Just because Enkil and his death was thrown at our face and we paid attention to it and we hung on to Marius's every word, doesn't mean that Lestat did. We were watching a movie, taking in anything that's said and shown - but Lestat who was living the moment, was all about his precious Akasha, dismissing anything else, from the very second he noticed she'd risen.

So go ahead, mock Townsend for "acting surprised for the same thing twice". It's rather ignorant claim because he didn't and even if he had, there was all the chances in the story for the character to have forgotten about the first time.

The hair colour... They supposedly tried a blonde wig on and Townsend supposedly refusing to wear it... Or that it wasn't used in the first place. I have no doubt they would've and that he would have agreed to use it if it had been necessary and essential in the film's story but it wasn't. It most likely was seen and agreed by everyone that the hair colour doesn't matter, 'cause they had changed the maker from Magnus to Marius. For whatever reason Townsend chose not to use a wig, in this case really shouldn't be away from him as an actor nor a crime. The fact the script writers altered the maker, is the crime and away from them as adapting script writers.

As for his performance as Lestat, I want to make clear I don't support it as it is but I'm just trying to point out it isn't entirely his fault and that I think he showed potential in the very few in-character moments of the sctipt that he had. And thus I like his performance partly, as in I liked his performance at those moments. And so I'd wish he'd get a chance to show with a truer version to perform, just how far that potential he got to show, could carry him.

So... I think that whereas people do have valid reasons to trash Townsend to begin with - they fall apart when looked more into what Townsend had in his hands to work with, into what happened on camera (or didn't), and into everything that actually matters in acting business and a character performance. Stuart Townsend obviosuly isn't the best and most respectable actors there could be, he obviously isn't too professional in attitudes, but he's got talent, and the circumstances and bases to work with, are essential. So certainly he isn't the worst and doesn't deserve to be treated like scum in any way.

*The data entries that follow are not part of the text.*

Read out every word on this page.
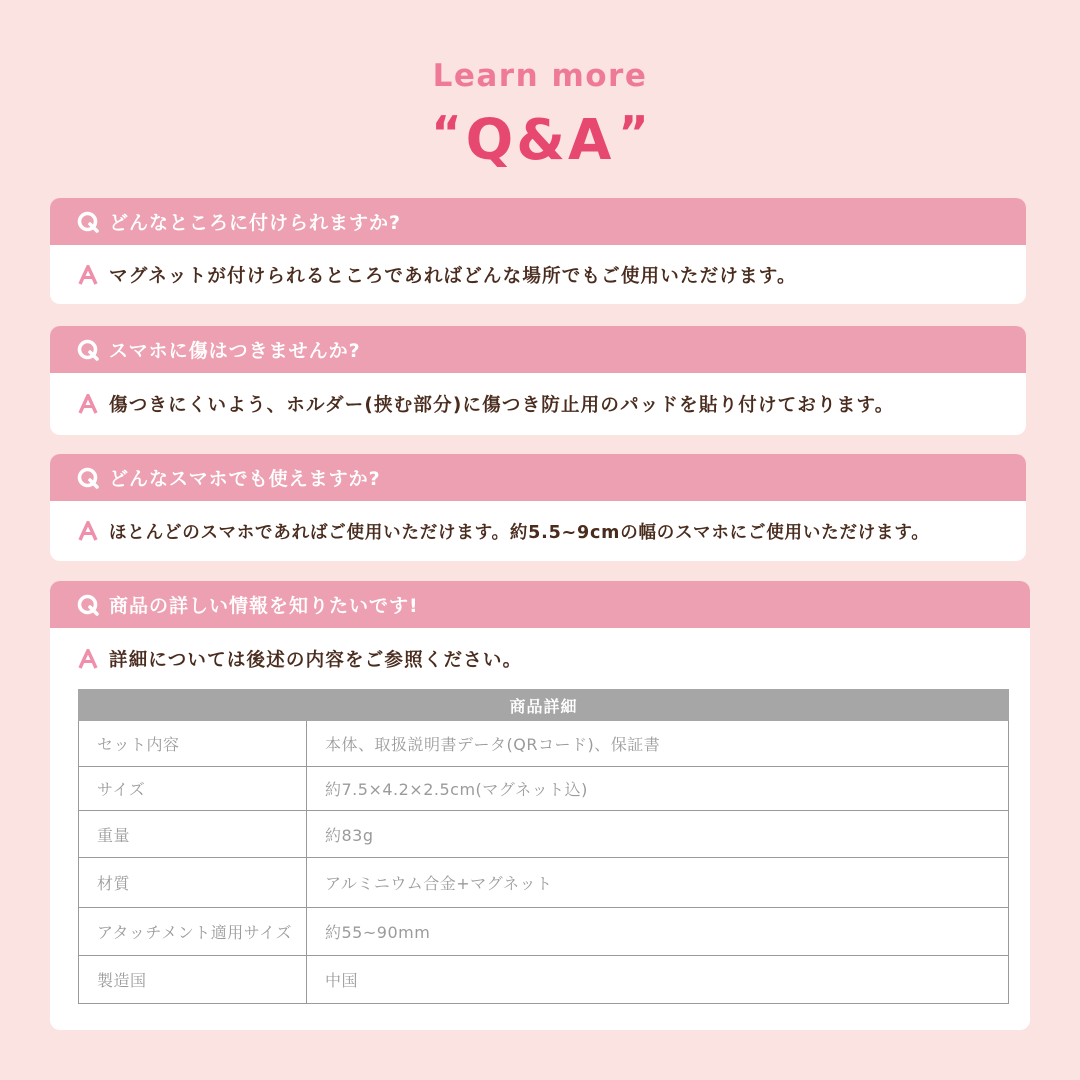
Learn more
“Q&A”
どんなところに付けられますか?
マグネットが付けられるところであればどんな場所でもご使用いただけます。
スマホに傷はつきませんか?
傷つきにくいよう、ホルダー(挟む部分)に傷つき防止用のパッドを貼り付けております。
どんなスマホでも使えますか?
ほとんどのスマホであればご使用いただけます。約5.5~9cmの幅のスマホにご使用いただけます。
商品の詳しい情報を知りたいです!
詳細については後述の内容をご参照ください。
商品詳細	
セット内容	本体、取扱説明書データ(QRコード)、保証書
サイズ	約7.5×4.2×2.5cm(マグネット込)
重量	約83g
材質	アルミニウム合金+マグネット
アタッチメント適用サイズ	約55~90mm
製造国	中国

So people... I'm not asking you to like Townsend or forget completely what he has done and bragged about but won't you show a little appreciation for his efforts and obvious acting talent (that have been pointed out for one in the "Stuart Townsend's potential for true Lestat" part.) And a little respect for his right to like any role character he feels like liking. I just don't think extreme attitudes ever do any good to anyone or anything. Extreme attitude is blinding. And it surely isn't giving vibes of an intelligent thinking, nor of passion - but rather of obsession. Critisism is another thing. It's point is to look for flaws but a good critic isn't dismissing valid points that are making something less bad or is unwilling to look deeper into the thing because it might make the thing less bad.